Commenting on their near-term expectations of rental market activity levels linked to the demand for office space, the brokers responded as follows:

Increased load shedding could see remote workers returning to the office environment where generators help prevent downtime due to lack of power, light and internet connectivity.

There needs to be more newly built office space. For the 12 months to January 2023, square meterage for office space plans passed was down -60.4% compared to a decrease of -67.9% for the 12 months to 2019, showing limited recovery since the end of Covid-19 lockdowns.

Moreover, some older unused office space is being repurposed for residential purposes, reducing overall supply. As office rentals become more realistic over time, demand for space will stabilise at a new lower equilibrium level.

Employment rates in sectors such as the Finance, Real Estate and Business Services Sector (FREBS) show a slight year-on-year decline in 2022 compared with 2021, supporting the perception that office space demand should not increase enormously.  
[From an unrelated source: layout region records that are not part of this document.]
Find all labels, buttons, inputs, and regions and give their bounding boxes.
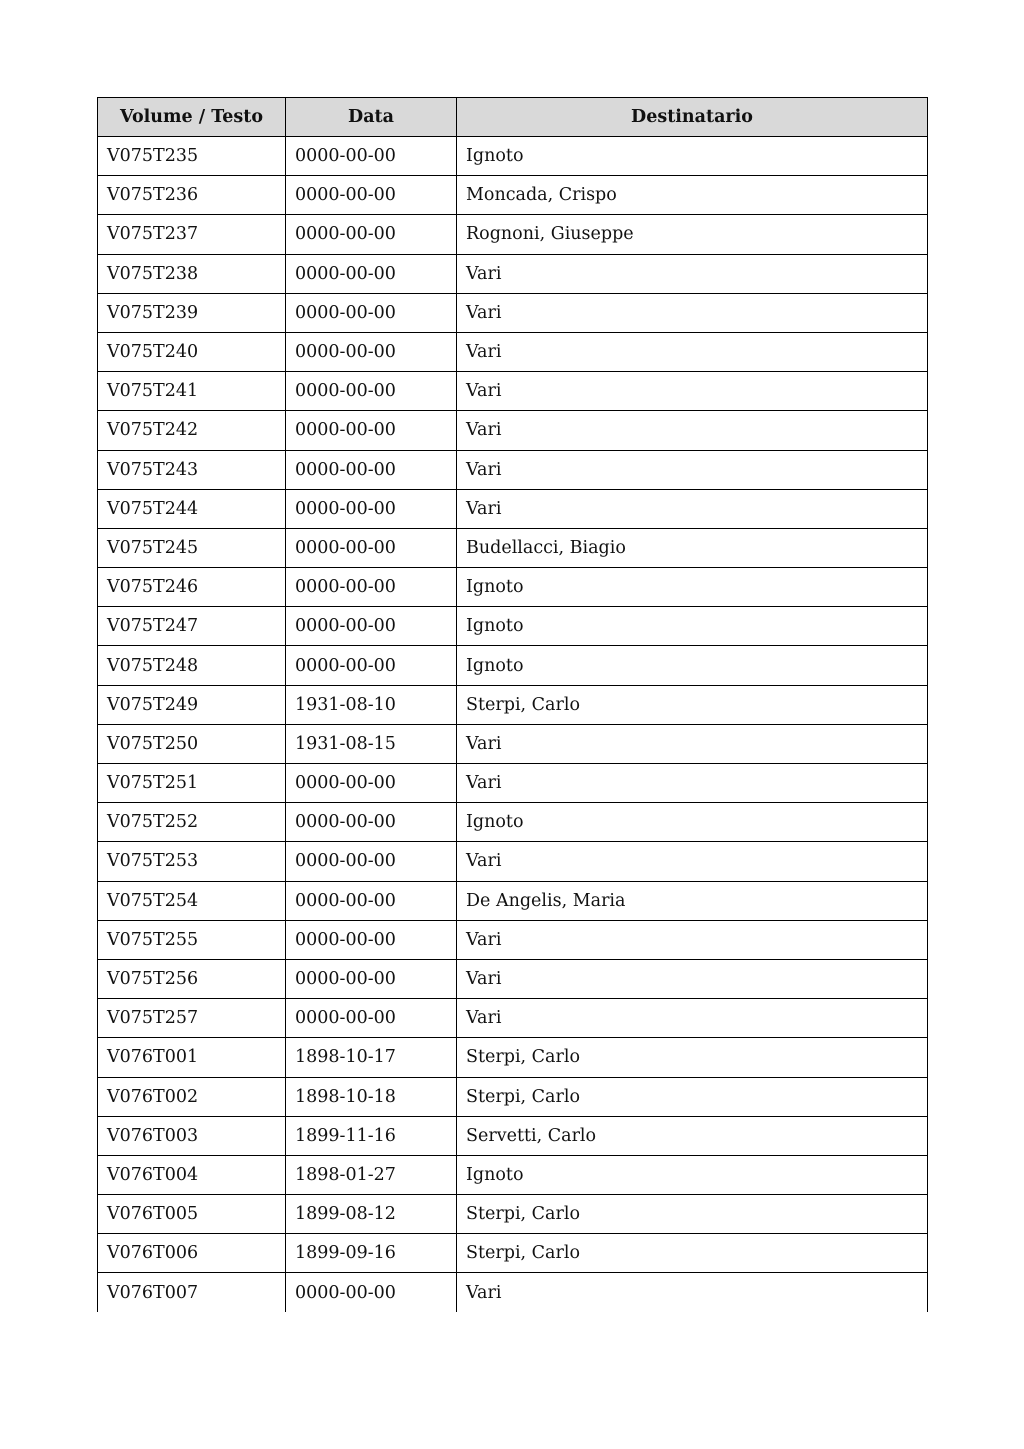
table-row — [98, 1155, 928, 1194]
table-row — [98, 607, 928, 646]
cell-date: 0000-00-00 — [286, 372, 457, 411]
cell-recipient: Moncada, Crispo — [457, 176, 928, 215]
cell-volume: V075T246 — [98, 568, 286, 607]
cell-recipient: Budellacci, Biagio — [457, 528, 928, 567]
cell-recipient: Vari — [457, 372, 928, 411]
table-body — [98, 137, 928, 1313]
cell-volume: V076T002 — [98, 1077, 286, 1116]
cell-volume: V075T244 — [98, 489, 286, 528]
cell-date: 0000-00-00 — [286, 999, 457, 1038]
cell-date: 0000-00-00 — [286, 332, 457, 371]
cell-recipient: Rognoni, Giuseppe — [457, 215, 928, 254]
column-header-volume: Volume / Testo — [98, 98, 286, 137]
cell-volume: V075T239 — [98, 293, 286, 332]
cell-recipient: Vari — [457, 764, 928, 803]
cell-recipient: Vari — [457, 411, 928, 450]
cell-date: 1899-09-16 — [286, 1234, 457, 1273]
cell-date: 0000-00-00 — [286, 215, 457, 254]
table-row — [98, 489, 928, 528]
table-row — [98, 1273, 928, 1312]
cell-volume: V075T235 — [98, 137, 286, 176]
table-row — [98, 372, 928, 411]
cell-date: 1931-08-15 — [286, 724, 457, 763]
cell-recipient: Vari — [457, 332, 928, 371]
cell-volume: V076T004 — [98, 1155, 286, 1194]
cell-recipient: Sterpi, Carlo — [457, 1195, 928, 1234]
cell-date: 0000-00-00 — [286, 411, 457, 450]
cell-date: 1931-08-10 — [286, 685, 457, 724]
cell-date: 0000-00-00 — [286, 959, 457, 998]
cell-date: 1898-10-18 — [286, 1077, 457, 1116]
cell-recipient: Ignoto — [457, 607, 928, 646]
table-row — [98, 646, 928, 685]
cell-recipient: Vari — [457, 999, 928, 1038]
cell-recipient: Vari — [457, 959, 928, 998]
cell-volume: V076T007 — [98, 1273, 286, 1312]
cell-recipient: Sterpi, Carlo — [457, 1038, 928, 1077]
cell-date: 1898-10-17 — [286, 1038, 457, 1077]
cell-volume: V075T248 — [98, 646, 286, 685]
table-row — [98, 137, 928, 176]
table-row — [98, 254, 928, 293]
cell-volume: V076T003 — [98, 1116, 286, 1155]
cell-recipient: De Angelis, Maria — [457, 881, 928, 920]
table-row — [98, 881, 928, 920]
cell-date: 0000-00-00 — [286, 764, 457, 803]
cell-date: 0000-00-00 — [286, 1273, 457, 1312]
cell-recipient: Vari — [457, 293, 928, 332]
cell-recipient: Ignoto — [457, 803, 928, 842]
table-row — [98, 842, 928, 881]
table-row — [98, 1195, 928, 1234]
cell-recipient: Ignoto — [457, 646, 928, 685]
cell-recipient: Vari — [457, 920, 928, 959]
cell-recipient: Servetti, Carlo — [457, 1116, 928, 1155]
cell-volume: V075T240 — [98, 332, 286, 371]
letters-table — [97, 97, 928, 1312]
cell-volume: V075T250 — [98, 724, 286, 763]
table-row — [98, 1038, 928, 1077]
cell-date: 0000-00-00 — [286, 646, 457, 685]
table-row — [98, 450, 928, 489]
table-row — [98, 568, 928, 607]
column-header-recipient: Destinatario — [457, 98, 928, 137]
cell-date: 0000-00-00 — [286, 450, 457, 489]
cell-volume: V075T236 — [98, 176, 286, 215]
cell-volume: V075T238 — [98, 254, 286, 293]
cell-date: 1899-08-12 — [286, 1195, 457, 1234]
cell-recipient: Sterpi, Carlo — [457, 1234, 928, 1273]
table-row — [98, 176, 928, 215]
cell-volume: V075T251 — [98, 764, 286, 803]
table-row — [98, 685, 928, 724]
cell-recipient: Vari — [457, 724, 928, 763]
cell-volume: V075T242 — [98, 411, 286, 450]
cell-date: 0000-00-00 — [286, 254, 457, 293]
table-row — [98, 1077, 928, 1116]
cell-date: 0000-00-00 — [286, 607, 457, 646]
cell-date: 0000-00-00 — [286, 528, 457, 567]
cell-volume: V075T252 — [98, 803, 286, 842]
column-header-date: Data — [286, 98, 457, 137]
cell-volume: V075T255 — [98, 920, 286, 959]
cell-date: 0000-00-00 — [286, 803, 457, 842]
cell-date: 0000-00-00 — [286, 842, 457, 881]
table-row — [98, 803, 928, 842]
cell-date: 0000-00-00 — [286, 489, 457, 528]
table-row — [98, 332, 928, 371]
cell-volume: V075T241 — [98, 372, 286, 411]
table-row — [98, 1234, 928, 1273]
cell-volume: V075T243 — [98, 450, 286, 489]
cell-date: 0000-00-00 — [286, 881, 457, 920]
table-row — [98, 764, 928, 803]
cell-recipient: Vari — [457, 842, 928, 881]
cell-volume: V075T254 — [98, 881, 286, 920]
cell-volume: V076T005 — [98, 1195, 286, 1234]
cell-volume: V076T001 — [98, 1038, 286, 1077]
table-row — [98, 528, 928, 567]
cell-date: 1899-11-16 — [286, 1116, 457, 1155]
cell-recipient: Ignoto — [457, 1155, 928, 1194]
cell-date: 0000-00-00 — [286, 293, 457, 332]
cell-volume: V075T256 — [98, 959, 286, 998]
cell-recipient: Vari — [457, 1273, 928, 1312]
table-row — [98, 293, 928, 332]
cell-recipient: Vari — [457, 254, 928, 293]
cell-recipient: Ignoto — [457, 568, 928, 607]
cell-volume: V075T257 — [98, 999, 286, 1038]
cell-date: 0000-00-00 — [286, 920, 457, 959]
cell-recipient: Sterpi, Carlo — [457, 685, 928, 724]
cell-volume: V075T237 — [98, 215, 286, 254]
table-row — [98, 724, 928, 763]
cell-recipient: Vari — [457, 489, 928, 528]
table-header-row — [98, 98, 928, 137]
cell-volume: V075T249 — [98, 685, 286, 724]
table-row — [98, 411, 928, 450]
cell-volume: V075T247 — [98, 607, 286, 646]
cell-date: 0000-00-00 — [286, 137, 457, 176]
cell-recipient: Vari — [457, 450, 928, 489]
table-row — [98, 215, 928, 254]
cell-date: 0000-00-00 — [286, 176, 457, 215]
table-row — [98, 1116, 928, 1155]
table-row — [98, 959, 928, 998]
cell-date: 0000-00-00 — [286, 568, 457, 607]
cell-volume: V076T006 — [98, 1234, 286, 1273]
cell-date: 1898-01-27 — [286, 1155, 457, 1194]
cell-recipient: Sterpi, Carlo — [457, 1077, 928, 1116]
table-row — [98, 920, 928, 959]
cell-volume: V075T253 — [98, 842, 286, 881]
cell-volume: V075T245 — [98, 528, 286, 567]
table-row — [98, 999, 928, 1038]
cell-recipient: Ignoto — [457, 137, 928, 176]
Loos concludes that the effect of load shedding on the work-from-home trend and improved use of desk allocations through the hoteling of space (that enables employees to reserve and use non-dedicated, non-permanent workspaces as they need them) can reduce the need for office space for many. “So, while pointing to a recent decline in office vacancy rates, a considerable downward revision of many companies’ space needs is still possible. We would thus be cautious to conclude that we have reached a sustainable decline in office vacancy rates just yet,” he says.